Unfortunately, failure to get control of the rising tide of federal red ink is a case of cross-party budgetary irresponsibility and bipartisan financial idiocy.
The Bureau of the Fiscal Service reports that the national debt increased 87 percent during Obama's eight years in office. Similarly, it increased 86.3 percent during George W. Bush's eight years.
It's clear that both political parties deserve a failing grade for their financial performance over the past 16 years. The federal debt nearly doubled during the eight years that the party allegedly in favor of fiscal soundness, individual responsibility, free markets and limited government controlled the White House, followed by the debt nearly doubling again in Obama's eight years, when supposed experts from the Ivy League establishment moved into the West Wing as senior advisers in intensifying the centralization of social and economic planning and escalating the command powers of the state.

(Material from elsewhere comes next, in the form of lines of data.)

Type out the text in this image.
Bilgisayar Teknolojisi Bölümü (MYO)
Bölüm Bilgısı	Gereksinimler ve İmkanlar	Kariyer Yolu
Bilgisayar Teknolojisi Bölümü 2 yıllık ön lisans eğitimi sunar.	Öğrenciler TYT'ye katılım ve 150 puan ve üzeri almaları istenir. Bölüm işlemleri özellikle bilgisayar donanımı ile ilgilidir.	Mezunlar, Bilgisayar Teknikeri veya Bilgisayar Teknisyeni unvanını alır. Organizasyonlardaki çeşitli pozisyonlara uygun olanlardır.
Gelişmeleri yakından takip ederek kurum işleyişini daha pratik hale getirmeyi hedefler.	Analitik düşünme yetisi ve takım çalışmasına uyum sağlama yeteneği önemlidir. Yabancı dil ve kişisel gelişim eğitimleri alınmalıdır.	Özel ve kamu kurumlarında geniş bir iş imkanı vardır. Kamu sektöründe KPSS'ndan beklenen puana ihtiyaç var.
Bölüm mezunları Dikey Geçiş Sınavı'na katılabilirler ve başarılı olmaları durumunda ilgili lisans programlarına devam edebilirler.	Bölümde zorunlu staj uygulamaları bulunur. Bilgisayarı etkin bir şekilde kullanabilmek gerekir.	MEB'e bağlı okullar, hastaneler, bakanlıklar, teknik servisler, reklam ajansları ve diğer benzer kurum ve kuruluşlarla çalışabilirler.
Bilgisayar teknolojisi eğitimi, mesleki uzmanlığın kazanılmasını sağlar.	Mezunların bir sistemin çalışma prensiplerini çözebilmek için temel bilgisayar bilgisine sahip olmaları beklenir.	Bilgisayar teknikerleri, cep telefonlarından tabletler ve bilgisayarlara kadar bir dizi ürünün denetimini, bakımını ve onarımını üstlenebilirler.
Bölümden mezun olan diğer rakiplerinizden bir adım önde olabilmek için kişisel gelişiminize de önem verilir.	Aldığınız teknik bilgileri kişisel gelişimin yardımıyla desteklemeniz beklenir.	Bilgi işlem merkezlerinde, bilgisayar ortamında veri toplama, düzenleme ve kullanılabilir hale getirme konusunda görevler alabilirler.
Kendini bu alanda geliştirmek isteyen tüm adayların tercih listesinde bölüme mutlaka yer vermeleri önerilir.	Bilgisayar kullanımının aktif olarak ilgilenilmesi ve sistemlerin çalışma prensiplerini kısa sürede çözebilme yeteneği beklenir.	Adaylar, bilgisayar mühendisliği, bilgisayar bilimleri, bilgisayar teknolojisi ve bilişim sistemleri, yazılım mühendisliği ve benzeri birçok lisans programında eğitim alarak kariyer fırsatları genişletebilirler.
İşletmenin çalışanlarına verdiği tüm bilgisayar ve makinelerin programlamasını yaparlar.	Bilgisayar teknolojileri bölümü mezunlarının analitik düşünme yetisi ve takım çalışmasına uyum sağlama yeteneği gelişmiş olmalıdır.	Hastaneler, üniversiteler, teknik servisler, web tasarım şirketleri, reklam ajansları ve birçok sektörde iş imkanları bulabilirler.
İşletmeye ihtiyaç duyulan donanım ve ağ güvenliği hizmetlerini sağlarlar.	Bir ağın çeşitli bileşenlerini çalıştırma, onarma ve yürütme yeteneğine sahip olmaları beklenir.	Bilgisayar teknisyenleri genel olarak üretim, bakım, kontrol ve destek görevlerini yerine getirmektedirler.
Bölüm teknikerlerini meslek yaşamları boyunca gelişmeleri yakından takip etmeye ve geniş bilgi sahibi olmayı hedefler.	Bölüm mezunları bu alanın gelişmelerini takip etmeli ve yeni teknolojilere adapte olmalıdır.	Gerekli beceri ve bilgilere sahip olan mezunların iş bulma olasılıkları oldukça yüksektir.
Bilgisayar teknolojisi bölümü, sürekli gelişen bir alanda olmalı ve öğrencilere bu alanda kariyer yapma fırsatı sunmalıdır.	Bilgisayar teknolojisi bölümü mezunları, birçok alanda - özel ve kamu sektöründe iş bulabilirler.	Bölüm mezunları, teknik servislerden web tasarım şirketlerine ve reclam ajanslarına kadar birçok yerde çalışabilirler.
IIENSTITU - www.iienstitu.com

Hillary Clinton's plan for reducing persistent federal deficits and the resulting growth in the national debt was more “fairness” via bigger government, more federal spending and more than $1 trillion in new taxes — a proposal for lower economic growth, lower income expansion and less productivity, as resources and income would have been shifted from the private sector to an already bloated, corrupt and wasteful federal behemoth.
On the other side, President Trump called for new borrowing for more government spending “while interest rates are low,” in addition to saying about the $20 trillion federal debt that “you never have to default because you print the money,” and “if the economy crashed, you could make a deal” to pay bondholders less than what they're owed.